ScaLAPACK requires that all global data (vectors or matrices) be distributed across the processes prior to invoking the ScaLAPACK routines. The storage schemes of global data structures in ScaLAPACK are conceptually the same as for LAPACK.
Global data is mapped to the local memories of processes assuming specific data distributions. The local data on each process is referred to as the local array.
The layout of an application's data within the hierarchical memory of a concurrent computer is critical in determining the performance and scalability of the parallel code. On shared-memory concurrent computers (or multiprocessors) LAPACK seeks to make efficient use of the hierarchical memory by maximizing data reuse (e.g., on a cache-based computer LAPACK avoids having to reload the cache too frequently). Specifically, LAPACK casts linear algebra computations in terms of block-oriented, matrix-matrix operations through the use of the Level 3 BLAS whenever possible. This approach generally results in maximizing the ratio of floating-point operations to memory references and enables data reuse as much as possible while it is stored in the highest levels of the memory hierarchy (e.g., vector registers or high-speed cache).

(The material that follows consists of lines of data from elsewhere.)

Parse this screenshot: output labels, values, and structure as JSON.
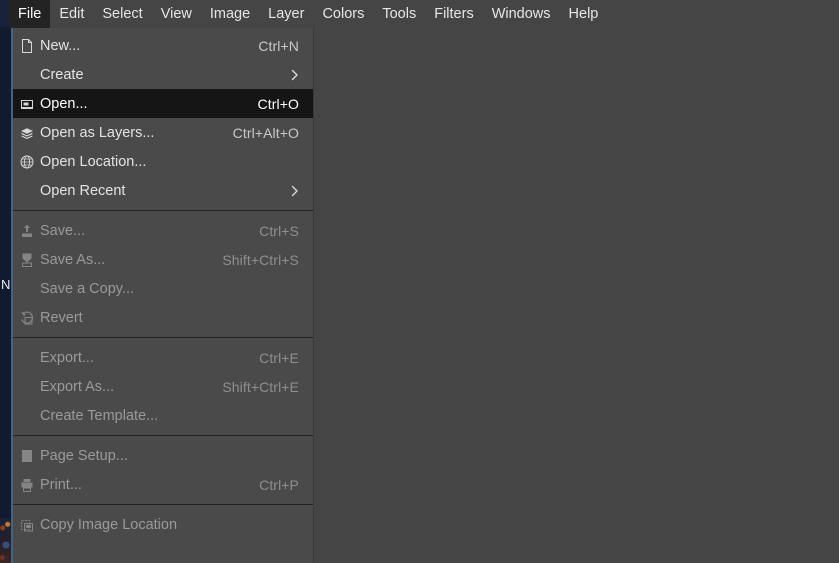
{
  "window": {
    "background_color": "#454545",
    "menu_background_color": "#4a4a4a",
    "highlight_color": "#151515"
  },
  "underlay": {
    "name": "background-application",
    "visible_letter": "N",
    "strip_color": "#111a2e",
    "accent_color": "#3f6488"
  },
  "menubar": {
    "items": [
      {
        "label": "File",
        "active": true,
        "name": "menubar-item-file"
      },
      {
        "label": "Edit",
        "active": false,
        "name": "menubar-item-edit"
      },
      {
        "label": "Select",
        "active": false,
        "name": "menubar-item-select"
      },
      {
        "label": "View",
        "active": false,
        "name": "menubar-item-view"
      },
      {
        "label": "Image",
        "active": false,
        "name": "menubar-item-image"
      },
      {
        "label": "Layer",
        "active": false,
        "name": "menubar-item-layer"
      },
      {
        "label": "Colors",
        "active": false,
        "name": "menubar-item-colors"
      },
      {
        "label": "Tools",
        "active": false,
        "name": "menubar-item-tools"
      },
      {
        "label": "Filters",
        "active": false,
        "name": "menubar-item-filters"
      },
      {
        "label": "Windows",
        "active": false,
        "name": "menubar-item-windows"
      },
      {
        "label": "Help",
        "active": false,
        "name": "menubar-item-help"
      }
    ]
  },
  "file_menu": {
    "items": [
      {
        "type": "item",
        "label": "New...",
        "accel": "Ctrl+N",
        "icon": "new-document-icon",
        "disabled": false,
        "selected": false,
        "submenu": false
      },
      {
        "type": "item",
        "label": "Create",
        "accel": "",
        "icon": "",
        "disabled": false,
        "selected": false,
        "submenu": true
      },
      {
        "type": "item",
        "label": "Open...",
        "accel": "Ctrl+O",
        "icon": "open-folder-icon",
        "disabled": false,
        "selected": true,
        "submenu": false
      },
      {
        "type": "item",
        "label": "Open as Layers...",
        "accel": "Ctrl+Alt+O",
        "icon": "layers-icon",
        "disabled": false,
        "selected": false,
        "submenu": false
      },
      {
        "type": "item",
        "label": "Open Location...",
        "accel": "",
        "icon": "globe-icon",
        "disabled": false,
        "selected": false,
        "submenu": false
      },
      {
        "type": "item",
        "label": "Open Recent",
        "accel": "",
        "icon": "",
        "disabled": false,
        "selected": false,
        "submenu": true
      },
      {
        "type": "separator"
      },
      {
        "type": "item",
        "label": "Save...",
        "accel": "Ctrl+S",
        "icon": "save-icon",
        "disabled": true,
        "selected": false,
        "submenu": false
      },
      {
        "type": "item",
        "label": "Save As...",
        "accel": "Shift+Ctrl+S",
        "icon": "save-as-icon",
        "disabled": true,
        "selected": false,
        "submenu": false
      },
      {
        "type": "item",
        "label": "Save a Copy...",
        "accel": "",
        "icon": "",
        "disabled": true,
        "selected": false,
        "submenu": false
      },
      {
        "type": "item",
        "label": "Revert",
        "accel": "",
        "icon": "revert-icon",
        "disabled": true,
        "selected": false,
        "submenu": false
      },
      {
        "type": "separator"
      },
      {
        "type": "item",
        "label": "Export...",
        "accel": "Ctrl+E",
        "icon": "",
        "disabled": true,
        "selected": false,
        "submenu": false
      },
      {
        "type": "item",
        "label": "Export As...",
        "accel": "Shift+Ctrl+E",
        "icon": "",
        "disabled": true,
        "selected": false,
        "submenu": false
      },
      {
        "type": "item",
        "label": "Create Template...",
        "accel": "",
        "icon": "",
        "disabled": true,
        "selected": false,
        "submenu": false
      },
      {
        "type": "separator"
      },
      {
        "type": "item",
        "label": "Page Setup...",
        "accel": "",
        "icon": "page-setup-icon",
        "disabled": true,
        "selected": false,
        "submenu": false
      },
      {
        "type": "item",
        "label": "Print...",
        "accel": "Ctrl+P",
        "icon": "print-icon",
        "disabled": true,
        "selected": false,
        "submenu": false
      },
      {
        "type": "separator"
      },
      {
        "type": "item",
        "label": "Copy Image Location",
        "accel": "",
        "icon": "copy-location-icon",
        "disabled": true,
        "selected": false,
        "submenu": false
      }
    ]
  }
}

An analogous approach has been followed in the design of ScaLAPACK for distributed-memory machines. By using block-partitioned algorithms we seek to reduce the frequency with which data must be transferred between processes, thereby reducing the fixed startup cost (or latency) incurred each time a message is communicated.
The ScaLAPACK routines for solving dense linear systems and eigenvalue problems assume that all global data has been distributed to the processes with a one-dimensional or two-dimensional block-cyclic data distribution. This distribution is a natural expression of the block-partitioned algorithms present in ScaLAPACK. The ScaLAPACK routines for solving band linear systems and tridiagonal systems assume that all global data has been distributed to the processes with a one-dimensional block data distribution. Each of these distributions is supported in the High Performance Fortran standard [91]. Explanations for each distribution will be presented and accompanied by the appropriate HPF directives.
Our implementation of ScaLAPACK emphasizes the mathematical view of a matrix over its storage. In fact, it is even possible to reuse our interface for a different block data distribution that would not fit in the block-cyclic scheme.